Burgestrand / spotify

Low-level Ruby bindings for libspotify, the official Spotify C API
https://rubygems.org/gems/spotify
Other
146 stars 17 forks source link

Garbage collection can cause deadlocks #23

Closed Burgestrand closed 10 years ago

Burgestrand commented 10 years ago

@ike18t reported an issue via mail about spotify causing deadlock, and found a fix:

I think I finally figured out why spotify kept freezing for my app. I noticed all of the (track|artist|user)_release getting logged from your gem. Little did I know that there is a free method on the objects to release the memory and using it once I'm done with the object seems to prevent all of the auto releases which seemed to occasionally cause a freeze if the player tried to start before the releases finished.

Now, there must be a bug in the Spotify gem here, so here’s what I speculate:

It has never occurred to me that this kind of race condition might happen, but now that I think on it I’m fairly certain I know what happens. Ruby (MRI) runs garbage collection in a separate thread, but it’s probably so that no other Ruby code runs while garbage collection is happening, so all code is halted.

In another area, I have a lock around the Spotify functions. It will be locked prior to calling any Spotify function, so no more than one thread at a time may call a Spotify function because libspotify is not thread-safe.

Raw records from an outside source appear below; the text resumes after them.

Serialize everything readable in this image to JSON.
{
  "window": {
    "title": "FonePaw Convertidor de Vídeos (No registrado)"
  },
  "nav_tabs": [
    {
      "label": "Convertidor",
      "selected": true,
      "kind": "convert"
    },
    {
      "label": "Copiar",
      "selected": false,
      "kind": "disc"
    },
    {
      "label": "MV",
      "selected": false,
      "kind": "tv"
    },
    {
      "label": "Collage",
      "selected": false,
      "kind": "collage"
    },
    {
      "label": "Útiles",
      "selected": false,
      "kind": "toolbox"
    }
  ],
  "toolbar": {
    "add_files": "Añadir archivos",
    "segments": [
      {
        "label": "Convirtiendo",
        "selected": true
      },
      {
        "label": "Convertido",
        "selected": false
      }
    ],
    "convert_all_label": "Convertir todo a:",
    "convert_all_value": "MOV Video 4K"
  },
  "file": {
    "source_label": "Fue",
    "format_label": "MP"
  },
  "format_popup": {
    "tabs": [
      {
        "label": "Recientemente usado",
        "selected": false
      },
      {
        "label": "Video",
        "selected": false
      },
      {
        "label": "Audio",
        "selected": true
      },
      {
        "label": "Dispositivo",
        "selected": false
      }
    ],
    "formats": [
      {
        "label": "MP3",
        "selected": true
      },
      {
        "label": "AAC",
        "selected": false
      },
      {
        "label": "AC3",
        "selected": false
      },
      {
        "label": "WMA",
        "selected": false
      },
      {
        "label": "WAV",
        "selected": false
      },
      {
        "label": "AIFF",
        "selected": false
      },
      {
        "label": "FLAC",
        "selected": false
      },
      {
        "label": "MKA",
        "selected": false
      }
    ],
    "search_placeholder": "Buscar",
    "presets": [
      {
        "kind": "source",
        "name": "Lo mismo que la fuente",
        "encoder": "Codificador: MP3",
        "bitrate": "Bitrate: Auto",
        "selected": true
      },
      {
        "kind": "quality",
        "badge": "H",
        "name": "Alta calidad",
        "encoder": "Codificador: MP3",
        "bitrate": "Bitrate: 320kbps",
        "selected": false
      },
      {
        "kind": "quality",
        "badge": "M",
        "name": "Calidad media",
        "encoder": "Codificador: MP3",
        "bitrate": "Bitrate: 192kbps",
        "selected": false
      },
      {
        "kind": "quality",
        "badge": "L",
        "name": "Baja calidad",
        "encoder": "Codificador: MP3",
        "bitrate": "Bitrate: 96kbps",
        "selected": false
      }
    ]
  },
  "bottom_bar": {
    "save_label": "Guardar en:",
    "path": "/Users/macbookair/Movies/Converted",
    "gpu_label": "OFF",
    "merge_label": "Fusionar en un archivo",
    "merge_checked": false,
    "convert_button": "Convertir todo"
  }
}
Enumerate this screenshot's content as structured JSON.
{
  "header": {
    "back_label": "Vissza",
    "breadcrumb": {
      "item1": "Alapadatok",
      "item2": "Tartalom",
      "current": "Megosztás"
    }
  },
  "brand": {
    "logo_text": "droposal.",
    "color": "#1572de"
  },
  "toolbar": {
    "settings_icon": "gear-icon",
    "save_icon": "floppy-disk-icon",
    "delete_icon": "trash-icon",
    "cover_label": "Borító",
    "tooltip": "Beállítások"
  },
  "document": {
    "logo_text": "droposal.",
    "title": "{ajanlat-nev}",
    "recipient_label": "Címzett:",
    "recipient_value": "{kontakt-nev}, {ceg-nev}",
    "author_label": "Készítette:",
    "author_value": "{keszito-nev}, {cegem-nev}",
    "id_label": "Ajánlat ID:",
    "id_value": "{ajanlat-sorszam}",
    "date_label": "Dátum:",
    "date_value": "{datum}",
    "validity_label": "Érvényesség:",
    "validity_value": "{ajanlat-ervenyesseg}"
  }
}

Now, assuming you call a Spotify function (any function, but the longer it takes the higher chances of the freeze happening), and garbage collection happens to trigger right after your program acquires the Spotify lock, the lock will still be locked while garbage collection is running. Now, when garbage collection tries to free a Spotify pointer, it will attempt to acquire the Spotify lock, but it cannot because another thread is already holding the lock.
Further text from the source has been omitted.